Chinese censors have been attempting to purge the web of those crowd-sourced documents and social media posts that talk about the boycotts and project delays. Chinese authorities have also tried to reassure homeowners that their units will be delivered. But the protests and mortgage boycotts spread quickly — both online and offline. According to a crowdsourced listing on GitHub, an online file storage facility Chinese homeowners use to share documents, homeowner groups in at least 100 Chinese cities have threatened or started boycotting their mortgage payments, affecting over 320 housing projects.

Chinese homebuyers usually pool the resources of the whole family to buy a home and have become accustomed to real estate prices only going up. However, this will not happen if the houses remain unfinished.

“It’s a matter of life and death … if their homes become negative assets,” Alfred Wu, an associate professor at the National University of Singapore, told Bloomberg in July.

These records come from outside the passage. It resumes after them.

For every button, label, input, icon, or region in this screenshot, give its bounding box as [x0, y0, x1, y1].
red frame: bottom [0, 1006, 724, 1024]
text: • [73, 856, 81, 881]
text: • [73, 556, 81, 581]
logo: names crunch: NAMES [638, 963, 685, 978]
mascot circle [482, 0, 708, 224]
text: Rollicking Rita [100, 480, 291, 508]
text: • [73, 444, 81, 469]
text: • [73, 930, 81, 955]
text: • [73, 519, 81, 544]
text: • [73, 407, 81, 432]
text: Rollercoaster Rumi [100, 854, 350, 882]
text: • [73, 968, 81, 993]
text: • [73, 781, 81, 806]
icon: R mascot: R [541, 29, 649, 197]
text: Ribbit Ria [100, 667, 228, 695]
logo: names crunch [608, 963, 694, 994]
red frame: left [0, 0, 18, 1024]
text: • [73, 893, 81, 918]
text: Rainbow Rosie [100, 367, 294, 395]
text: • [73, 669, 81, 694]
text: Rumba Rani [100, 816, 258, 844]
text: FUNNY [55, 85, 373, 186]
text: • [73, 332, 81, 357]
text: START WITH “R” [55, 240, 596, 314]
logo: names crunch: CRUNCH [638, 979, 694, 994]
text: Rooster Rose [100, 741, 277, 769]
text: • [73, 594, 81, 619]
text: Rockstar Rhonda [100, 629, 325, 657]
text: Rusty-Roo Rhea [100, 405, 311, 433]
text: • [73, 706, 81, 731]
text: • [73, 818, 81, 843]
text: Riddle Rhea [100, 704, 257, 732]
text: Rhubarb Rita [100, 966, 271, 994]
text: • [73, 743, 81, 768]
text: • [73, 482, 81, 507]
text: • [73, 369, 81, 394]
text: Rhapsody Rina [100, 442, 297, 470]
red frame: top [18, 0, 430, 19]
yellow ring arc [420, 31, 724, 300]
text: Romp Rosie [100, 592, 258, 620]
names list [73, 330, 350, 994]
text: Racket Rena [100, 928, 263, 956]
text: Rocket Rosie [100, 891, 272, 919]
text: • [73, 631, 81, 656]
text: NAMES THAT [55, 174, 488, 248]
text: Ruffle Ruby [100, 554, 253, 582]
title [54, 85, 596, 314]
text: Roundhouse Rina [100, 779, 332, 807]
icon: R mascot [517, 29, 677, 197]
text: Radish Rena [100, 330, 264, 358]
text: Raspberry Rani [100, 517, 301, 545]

Widespread mortgage boycotts could exacerbate developers’ liquidity crunch. An estimate by Australia’s bank ANZ says the protests could affect over $220 billion worth of home loans from lenders.

turbulence ahead

China’s central government now faces a dilemma: finding a way to boost consumer confidence in the property market and end the boycotts without bailouting developers outright.

An obvious solution would be for the government to step in and bail out the country’s ailing developers, who could then resume housing projects.

But Houze Song, a fellow at the Paulson Institute, a US-China-focused think tank, wrote in an August note that the solution was politically challenging as Beijing feared it would shift all the costs to the central government. That means it’s up to smaller, local communities.

“Until now, containing the problem has been left to local governments. But they are increasingly … overwhelmed as the problem grows as uncompleted projects are heavily concentrated in cities with weak housing markets and anemic growth,” Song said. “This means that the size of the bailouts required is disproportionate to the fiscal capabilities of these local governments.”

The real estate fair Shimen, where Deng Bibo spoke, presented 19 developers and 10,000 houses. The county government offered coupons worth $442 to potential home buyers and promised to subsidize 50% of the property tax on every house sold. Local officials in other counties have also taken matters into their own hands: officials in Yulin, Guangxi, went door-to-door to tell villagers to buy a total of at least 8,000 houses this year, according to Chinese media.

Responding to the public outcry over Deng’s speech, Shimen County officials told Chinese media that he just wanted to encourage everyone to buy a house – and not to overstate his words.

Song argues that the current mortgage crisis will become “much more significant” than the Evergrande default a year ago.

“The solution requires Beijing to mobilize significant political capital and not just financial capital,” he said.